The guidance recommends that funds and advisers conduct periodic cybersecurity assessments; create a strategy to prevent, identify, and respond to cyber threats; and implement the strategy through policies, procedures, and training that help to guide officers and employees and monitor compliance. According to the guidance, periodic assessments should include attention to internal and external vulnerabilities as well as the likely effects of a breach so that funds and advisers can better assess and mitigate risk. With respect to cybersecurity strategies, funds and advisers should consider exerting tighter control over data access, ramping up encryption, limiting the use of removable storage media to prevent data theft, monitoring system access, backing up data, developing an incident response plan, and implementing routine testing.

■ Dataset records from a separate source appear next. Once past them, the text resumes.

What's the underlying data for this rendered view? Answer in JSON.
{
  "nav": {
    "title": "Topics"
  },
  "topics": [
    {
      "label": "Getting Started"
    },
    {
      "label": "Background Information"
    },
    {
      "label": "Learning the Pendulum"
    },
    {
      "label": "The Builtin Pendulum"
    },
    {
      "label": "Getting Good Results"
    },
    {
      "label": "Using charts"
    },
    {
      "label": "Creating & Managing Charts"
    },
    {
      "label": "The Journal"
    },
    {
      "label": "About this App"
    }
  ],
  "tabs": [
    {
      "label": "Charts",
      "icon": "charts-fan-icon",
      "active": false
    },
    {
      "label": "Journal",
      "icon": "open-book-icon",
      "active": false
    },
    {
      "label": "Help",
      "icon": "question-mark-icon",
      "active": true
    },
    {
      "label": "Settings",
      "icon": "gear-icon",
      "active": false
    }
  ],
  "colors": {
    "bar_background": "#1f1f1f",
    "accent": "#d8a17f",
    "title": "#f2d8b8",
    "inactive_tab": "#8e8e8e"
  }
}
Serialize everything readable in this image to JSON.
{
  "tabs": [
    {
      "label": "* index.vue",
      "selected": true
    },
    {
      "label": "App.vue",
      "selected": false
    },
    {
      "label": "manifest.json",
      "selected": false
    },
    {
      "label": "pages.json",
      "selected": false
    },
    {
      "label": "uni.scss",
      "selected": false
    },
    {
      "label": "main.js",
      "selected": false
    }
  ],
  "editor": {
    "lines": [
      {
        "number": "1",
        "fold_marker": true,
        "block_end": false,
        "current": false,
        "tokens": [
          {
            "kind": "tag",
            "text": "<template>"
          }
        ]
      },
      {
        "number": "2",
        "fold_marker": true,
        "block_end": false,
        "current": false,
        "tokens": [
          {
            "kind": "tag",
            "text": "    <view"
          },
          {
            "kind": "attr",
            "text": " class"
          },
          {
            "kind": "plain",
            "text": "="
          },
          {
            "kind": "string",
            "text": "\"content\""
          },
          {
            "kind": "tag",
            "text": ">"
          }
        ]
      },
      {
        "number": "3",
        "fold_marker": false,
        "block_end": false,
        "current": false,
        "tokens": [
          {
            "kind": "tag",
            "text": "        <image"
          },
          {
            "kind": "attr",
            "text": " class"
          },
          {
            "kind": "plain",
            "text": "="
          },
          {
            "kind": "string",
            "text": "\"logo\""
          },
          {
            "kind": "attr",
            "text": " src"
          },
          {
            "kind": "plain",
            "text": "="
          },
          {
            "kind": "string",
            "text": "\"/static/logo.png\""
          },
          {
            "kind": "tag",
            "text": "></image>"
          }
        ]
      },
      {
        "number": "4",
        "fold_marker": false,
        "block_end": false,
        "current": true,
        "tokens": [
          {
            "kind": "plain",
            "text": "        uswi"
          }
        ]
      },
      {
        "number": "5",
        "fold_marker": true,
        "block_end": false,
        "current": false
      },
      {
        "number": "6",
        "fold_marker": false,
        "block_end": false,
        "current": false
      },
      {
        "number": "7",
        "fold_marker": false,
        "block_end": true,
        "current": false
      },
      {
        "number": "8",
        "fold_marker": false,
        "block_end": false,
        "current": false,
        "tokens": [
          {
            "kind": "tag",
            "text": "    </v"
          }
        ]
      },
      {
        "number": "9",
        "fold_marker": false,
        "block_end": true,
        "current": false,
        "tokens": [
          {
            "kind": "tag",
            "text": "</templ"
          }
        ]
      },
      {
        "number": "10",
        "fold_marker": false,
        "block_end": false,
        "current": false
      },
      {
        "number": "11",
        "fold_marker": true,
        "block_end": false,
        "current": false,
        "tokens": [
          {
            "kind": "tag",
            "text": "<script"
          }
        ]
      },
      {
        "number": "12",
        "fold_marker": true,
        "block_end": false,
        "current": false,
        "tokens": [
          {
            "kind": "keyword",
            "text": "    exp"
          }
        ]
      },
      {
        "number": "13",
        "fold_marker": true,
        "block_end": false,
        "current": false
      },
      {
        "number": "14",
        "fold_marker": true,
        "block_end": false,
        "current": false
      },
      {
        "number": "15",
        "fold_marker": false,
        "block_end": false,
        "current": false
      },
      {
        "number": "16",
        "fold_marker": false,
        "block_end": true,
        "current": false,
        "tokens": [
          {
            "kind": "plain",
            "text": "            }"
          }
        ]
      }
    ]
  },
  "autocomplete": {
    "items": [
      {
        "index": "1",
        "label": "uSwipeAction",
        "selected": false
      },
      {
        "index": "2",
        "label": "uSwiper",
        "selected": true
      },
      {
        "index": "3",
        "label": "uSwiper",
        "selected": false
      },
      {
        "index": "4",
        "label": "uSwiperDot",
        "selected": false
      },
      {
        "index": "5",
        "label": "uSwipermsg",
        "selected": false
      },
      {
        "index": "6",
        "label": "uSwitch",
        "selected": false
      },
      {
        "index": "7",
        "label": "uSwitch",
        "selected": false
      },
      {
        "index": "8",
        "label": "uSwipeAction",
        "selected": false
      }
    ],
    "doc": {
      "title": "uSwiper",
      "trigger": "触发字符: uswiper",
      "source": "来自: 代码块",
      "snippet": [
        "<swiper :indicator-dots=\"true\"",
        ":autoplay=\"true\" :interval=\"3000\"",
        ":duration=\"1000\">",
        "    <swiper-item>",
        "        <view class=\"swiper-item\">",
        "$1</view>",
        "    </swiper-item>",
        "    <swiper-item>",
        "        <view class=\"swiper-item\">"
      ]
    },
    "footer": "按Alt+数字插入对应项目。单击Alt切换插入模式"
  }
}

The guidance further reminds funds and advisers that their compliance policies must be reasonably designed to prevent violations of securities laws and goes on to list, by way of footnote, multiple ways in which cybersecurity problems could result in securities law violations. The guidance notes various data protection requirements applicable to certain funds and advisers and warns that cybersecurity breaches by firm insiders could constitute fraud. In the past, the SEC has observed that an adviser has a fiduciary obligation to protect clients’ interests even where circumstances, such as a natural disaster, render it unable to provide advisory services. The guidance cautions that a cybersecurity breach could put an adviser in a similar position and cause a breach of fiduciary duty. Finally, the guidance notes that a cybersecurity attack that renders a fund unable to process and redeem shares could cause a violation of section 22(e) under the Investment Company Act of 1940, which generally prohibits funds from suspending redemptions or postponing redemption payments for more than seven days after the redemption request.
Other recommendations provided include educating investors about how to better protect their accounts and reviewing service providers’ cybersecurity systems. In that regard, the SEC recommends that funds review their service provider contracts for cybersecurity protections and the availability of insurance coverage for cybersecurity problems. Of note, cybersecurity insurance coverage for damage by a service provider to third parties, such as funds, is not believed to be widely available.
As noted above, the guidance is significant because of the onus it places on compliance. That said, we believe compliance officers would, out of necessity, have to rely on information technology professionals provide in making their assessments and in drafting policies and procedures that comply with federal securities laws. In addition, the guidance refers funds to the National Institute of Standards and Technology (NIST) Framework for Improving Critical Infrastructure Cybersecurity, found here, and the Office of Compliance Inspections and Examinations (OCIE) 2014 sample list of requests for cybersecurity information in developing risk mitigation strategies, found here.